Session day: Sunday, 1 of March 2026
Session time: 16:30-18:30
Facilitator: Himani Chugh. Educational Designer, AI Innovation, University of New South Wales (Australia)
Workshop participation fee: 60 euros (plus taxes if applicable)
Workshop details:
As artificial intelligence reshapes the world of work, higher education faces a pivotal moment. To remain relevant and valuable, universities must move beyond disciplinary knowledge and ensure that graduates develop and articulate the enduring human skills that technology cannot replicate — such as creativity, collaboration, critical thinking, and problem-solving.
This interactive two-hour workshop invites higher education educators and professional staff to explore how these enduring skills can be embedded and made visible within curriculum design, teaching practice, and assessment. Grounded in the UNSW ADA Skills Passport initiative, the workshop draws on the ADA Skills Taxonomy White Paper, which synthesises 17 global frameworks into nine research-backed skills essential for the future of learning, work, and life.
Through activities such as live polling, skill-card reflection, think-pair-share, mapping, and Skill Snap, participants will engage in both individual and collaborative exercises.

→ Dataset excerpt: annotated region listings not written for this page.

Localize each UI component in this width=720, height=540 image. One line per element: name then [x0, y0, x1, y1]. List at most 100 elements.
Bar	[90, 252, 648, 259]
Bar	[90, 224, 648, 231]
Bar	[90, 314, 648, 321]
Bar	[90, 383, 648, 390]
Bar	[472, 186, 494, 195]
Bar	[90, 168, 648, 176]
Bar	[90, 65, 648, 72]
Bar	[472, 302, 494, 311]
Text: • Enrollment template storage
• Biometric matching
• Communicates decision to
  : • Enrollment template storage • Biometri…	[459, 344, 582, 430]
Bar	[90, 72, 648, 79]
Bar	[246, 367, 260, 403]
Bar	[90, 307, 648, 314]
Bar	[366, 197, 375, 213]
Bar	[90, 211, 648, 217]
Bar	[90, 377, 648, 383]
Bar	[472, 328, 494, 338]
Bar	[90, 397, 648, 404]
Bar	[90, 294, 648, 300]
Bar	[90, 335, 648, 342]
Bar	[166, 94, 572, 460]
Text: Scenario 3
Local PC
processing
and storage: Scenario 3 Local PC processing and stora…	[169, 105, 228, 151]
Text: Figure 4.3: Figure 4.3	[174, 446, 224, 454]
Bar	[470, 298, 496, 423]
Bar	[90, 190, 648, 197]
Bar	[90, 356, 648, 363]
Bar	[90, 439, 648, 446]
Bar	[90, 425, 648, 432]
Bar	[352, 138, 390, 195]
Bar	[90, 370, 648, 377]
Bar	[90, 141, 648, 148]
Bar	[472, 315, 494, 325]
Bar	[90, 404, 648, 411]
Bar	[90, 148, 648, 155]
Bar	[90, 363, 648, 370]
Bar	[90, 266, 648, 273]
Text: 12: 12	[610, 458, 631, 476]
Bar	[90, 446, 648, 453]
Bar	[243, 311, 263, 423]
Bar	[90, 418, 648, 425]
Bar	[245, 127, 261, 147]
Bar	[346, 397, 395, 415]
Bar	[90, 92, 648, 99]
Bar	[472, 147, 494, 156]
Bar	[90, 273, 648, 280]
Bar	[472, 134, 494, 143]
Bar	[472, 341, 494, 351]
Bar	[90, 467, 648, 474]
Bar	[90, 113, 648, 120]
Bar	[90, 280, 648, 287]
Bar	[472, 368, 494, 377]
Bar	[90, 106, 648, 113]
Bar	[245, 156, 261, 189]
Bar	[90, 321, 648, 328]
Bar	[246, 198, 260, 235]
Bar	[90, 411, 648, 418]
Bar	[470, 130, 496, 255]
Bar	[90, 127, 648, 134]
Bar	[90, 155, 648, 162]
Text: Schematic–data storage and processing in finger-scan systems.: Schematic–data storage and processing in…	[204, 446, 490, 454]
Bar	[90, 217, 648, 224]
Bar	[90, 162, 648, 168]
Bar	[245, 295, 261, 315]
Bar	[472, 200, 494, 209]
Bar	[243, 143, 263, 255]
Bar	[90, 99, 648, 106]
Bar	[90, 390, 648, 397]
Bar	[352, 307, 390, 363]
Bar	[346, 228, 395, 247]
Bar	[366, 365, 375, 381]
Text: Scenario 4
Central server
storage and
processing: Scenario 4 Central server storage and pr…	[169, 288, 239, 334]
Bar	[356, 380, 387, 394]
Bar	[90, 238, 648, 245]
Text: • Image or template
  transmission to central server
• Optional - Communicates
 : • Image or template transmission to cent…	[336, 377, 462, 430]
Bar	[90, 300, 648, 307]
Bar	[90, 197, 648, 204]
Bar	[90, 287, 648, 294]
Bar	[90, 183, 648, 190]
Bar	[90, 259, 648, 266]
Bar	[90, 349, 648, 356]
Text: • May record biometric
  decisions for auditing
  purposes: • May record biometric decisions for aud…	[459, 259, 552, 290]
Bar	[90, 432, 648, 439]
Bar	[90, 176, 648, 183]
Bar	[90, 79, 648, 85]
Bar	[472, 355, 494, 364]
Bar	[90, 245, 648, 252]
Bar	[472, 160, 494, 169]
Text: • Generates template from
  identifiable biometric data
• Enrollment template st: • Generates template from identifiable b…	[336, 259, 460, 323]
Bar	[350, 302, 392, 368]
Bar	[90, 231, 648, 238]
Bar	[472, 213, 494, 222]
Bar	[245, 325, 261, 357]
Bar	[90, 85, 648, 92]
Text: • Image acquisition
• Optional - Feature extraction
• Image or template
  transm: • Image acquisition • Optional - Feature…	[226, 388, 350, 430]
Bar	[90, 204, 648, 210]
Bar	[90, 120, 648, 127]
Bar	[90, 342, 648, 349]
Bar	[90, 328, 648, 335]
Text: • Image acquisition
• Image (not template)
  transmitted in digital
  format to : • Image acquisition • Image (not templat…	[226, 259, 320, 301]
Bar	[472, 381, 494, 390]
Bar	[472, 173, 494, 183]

They will map one or more of their course learning outcomes to the nine skills, exchange rationales with peers, and use a guiding framework to contextualise these skills for their discipline. Facilitated discussions then guide participants to translate their mapping into teaching strategies and assessments, producing a tangible artefact—a visual, skills-embedded course snapshot—to take back for further curriculum development.
The session also includes a demonstration of an AI-enabled Skills Mapping Tool developed within UNSW Arts, Design & Architecture to illustrate how artificial intelligence can enhance, rather than replace, human-centred curriculum design.
Target audience:
Higher education academics, course convenors, educational designers, and professional staff involved in curriculum design, teaching innovation, or employability initiatives.
As the space is limited, registrations will be accepted on a first-come first-serve basis. If you want to attend any workshop, you should register during the standard registration process.